The dynamic range of the elected government body is extremely low. As long as there are a significant proportion of people in office who deny the reality of climate change, it is unlikely that meaningful discussion of solutions will occur.
In response to a sister comment, realistically, to address climate change, we would need to:
- build roughly 300 GWh of grid storage worldwide, lithium iron phosphate seems a leading contender although sodium-[sulfur|nickel] has the obvious abundance advantage
- replace gas heating systems with heat pumps and district (waste) heating
- implement carbon capture at all steel/concrete production plants (or less likely use low-carbon processes)

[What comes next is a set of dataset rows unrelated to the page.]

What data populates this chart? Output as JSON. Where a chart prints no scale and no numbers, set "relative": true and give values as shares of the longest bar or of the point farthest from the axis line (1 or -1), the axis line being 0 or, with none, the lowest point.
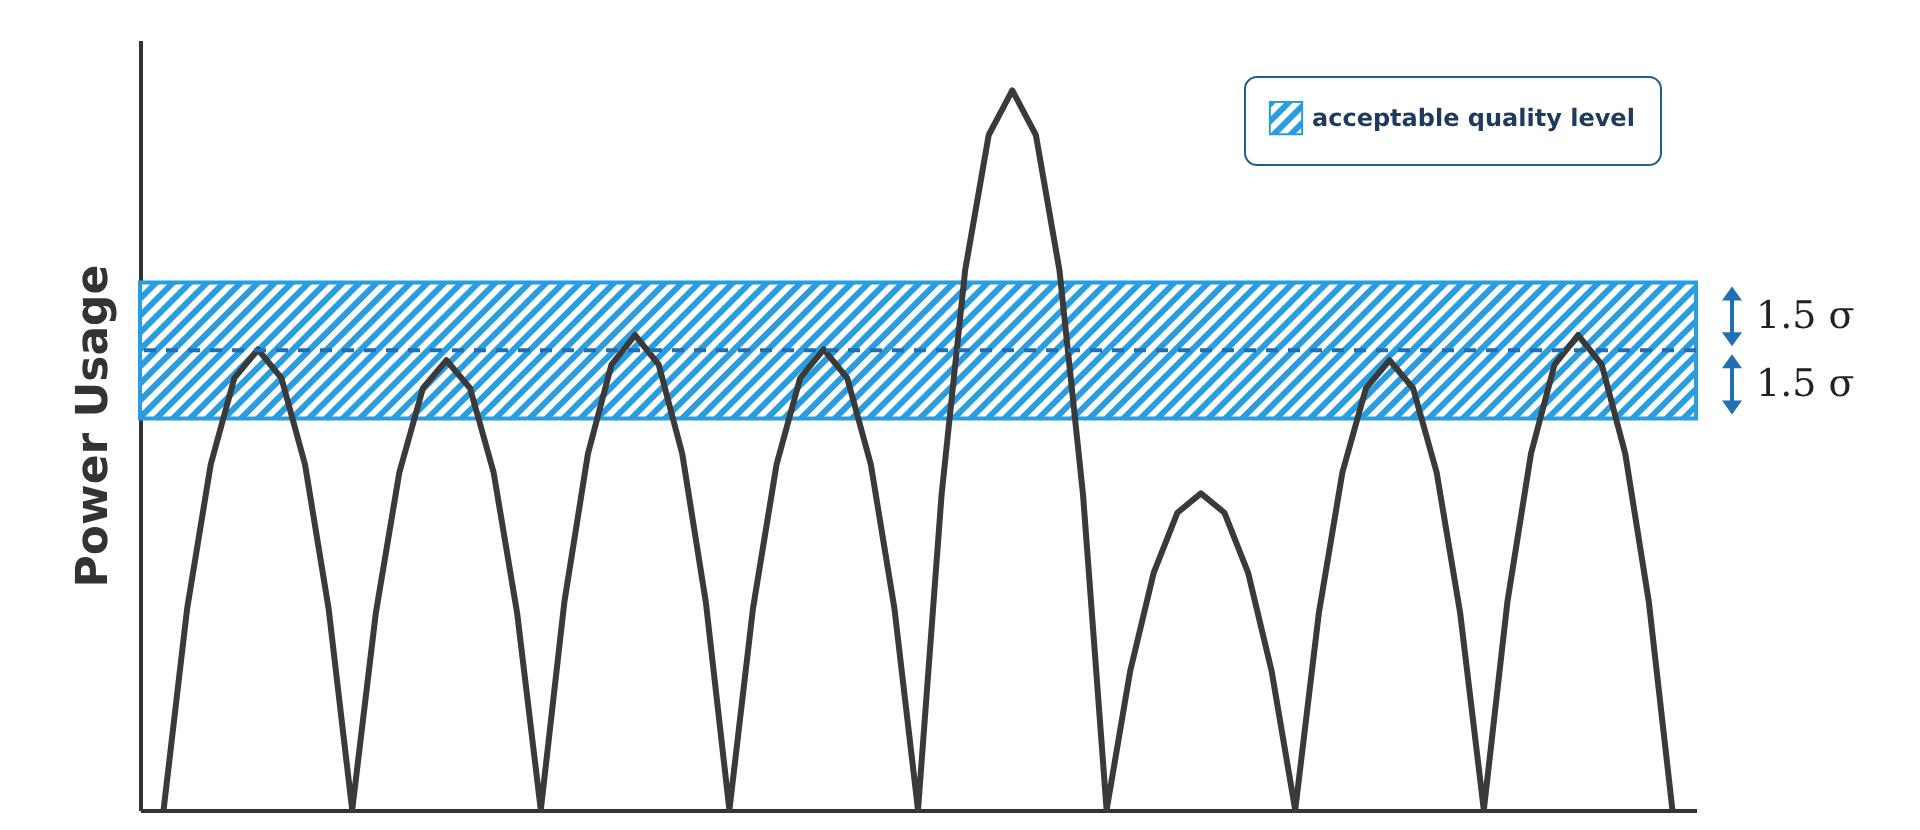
{
  "chart_data": {
    "type": "line",
    "ylabel": "Power Usage",
    "relative": true,
    "legend": "top right",
    "marker": "none",
    "line_style": "solid",
    "categories": [
      null,
      null,
      null,
      null,
      null,
      null,
      null,
      null,
      null,
      null,
      null,
      null,
      null,
      null,
      null,
      null,
      null,
      null,
      null,
      null,
      null,
      null,
      null,
      null,
      null,
      null,
      null,
      null,
      null,
      null,
      null,
      null,
      null,
      null,
      null,
      null,
      null,
      null,
      null,
      null,
      null,
      null,
      null,
      null,
      null,
      null,
      null,
      null,
      null,
      null,
      null,
      null,
      null,
      null,
      null,
      null,
      null,
      null,
      null,
      null,
      null,
      null,
      null,
      null,
      null
    ],
    "series": [
      {
        "color": "#3a3a3a",
        "values": [
          0,
          0.28,
          0.48,
          0.6,
          0.64,
          0.6,
          0.48,
          0.28,
          0,
          0.273,
          0.469,
          0.586,
          0.625,
          0.586,
          0.469,
          0.273,
          0,
          0.289,
          0.495,
          0.619,
          0.66,
          0.619,
          0.495,
          0.289,
          0,
          0.28,
          0.48,
          0.6,
          0.64,
          0.6,
          0.48,
          0.28,
          0,
          0.438,
          0.75,
          0.938,
          1,
          0.938,
          0.75,
          0.438,
          0,
          0.193,
          0.33,
          0.413,
          0.44,
          0.413,
          0.33,
          0.193,
          0,
          0.273,
          0.469,
          0.586,
          0.625,
          0.586,
          0.469,
          0.273,
          0,
          0.289,
          0.495,
          0.619,
          0.66,
          0.619,
          0.495,
          0.289,
          0
        ]
      }
    ],
    "bands": [
      {
        "axis": "y",
        "from": 0.544,
        "to": 0.733,
        "label": "acceptable quality level",
        "color": "#2a9de0"
      }
    ],
    "ref_lines": [
      {
        "axis": "y",
        "value": 0.639,
        "color": "#1f6fb2",
        "line_style": "dashed"
      }
    ],
    "annotations": [
      "1.5 σ",
      "1.5 σ"
    ]
  }
}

- replace fueled vehicle use (most of which is personal cars) with electric
- build some amount of non-polluting power stations, I'm not sure what exactly but by now it's the easiest part
- I'm not sure exactly but maybe you can replace torch manufacturing with electric arcs and lasers or something?
- also some carbon capture unfortunately probably the crushed olivine thing I'd guess
Someone's probably made a projection for the cost of this but it's useless with any shift of this magnitude.
The best ones I've seen so far involve massive engineering projects in orbit to let us control the amount of sunlight hitting the earth.
Those are technologically feasible, theoretically workable, and at least somewhat reversible.
However, they don't really take human nature into account. Megasatellites for solar gain control would be an intensely scarce, valuable resource, and a de facto superweapon - "agree to our terms or you'll never have good crop growing sunlight again."
Nobody would be willing to cede or share control of such a system to someone else. Wars would break out quickly, and no deployed system would go undestroyed for long.
The other plans I've seen seem problematic to me either morally ("first world gets to keep its tech but you guys who are bootstrapping with carbon can go DIAF"), technologically ("We think there will turn out to be some way to capture carbon super-efficiently that we haven't found yet"), or reversibility ("whoops, we put too much dust in the atmosphere - guess we're starving three billion people for the next year or four, folks").
I'm not saying there is no possible solution - just that I haven't seen a realistic one myself.
That's what I was referring to when I referenced hurting third-world economies badly.
My understanding is that a lot of developing regions are using their carbon stores to improve quality of life and lifespan for their inhabitants - bad as coal may be for your lungs, it's not as bad as having no reliable energy for things like sewers.
Hence my comment saying "...if you're bootstrapping with carbon you can go DIAF."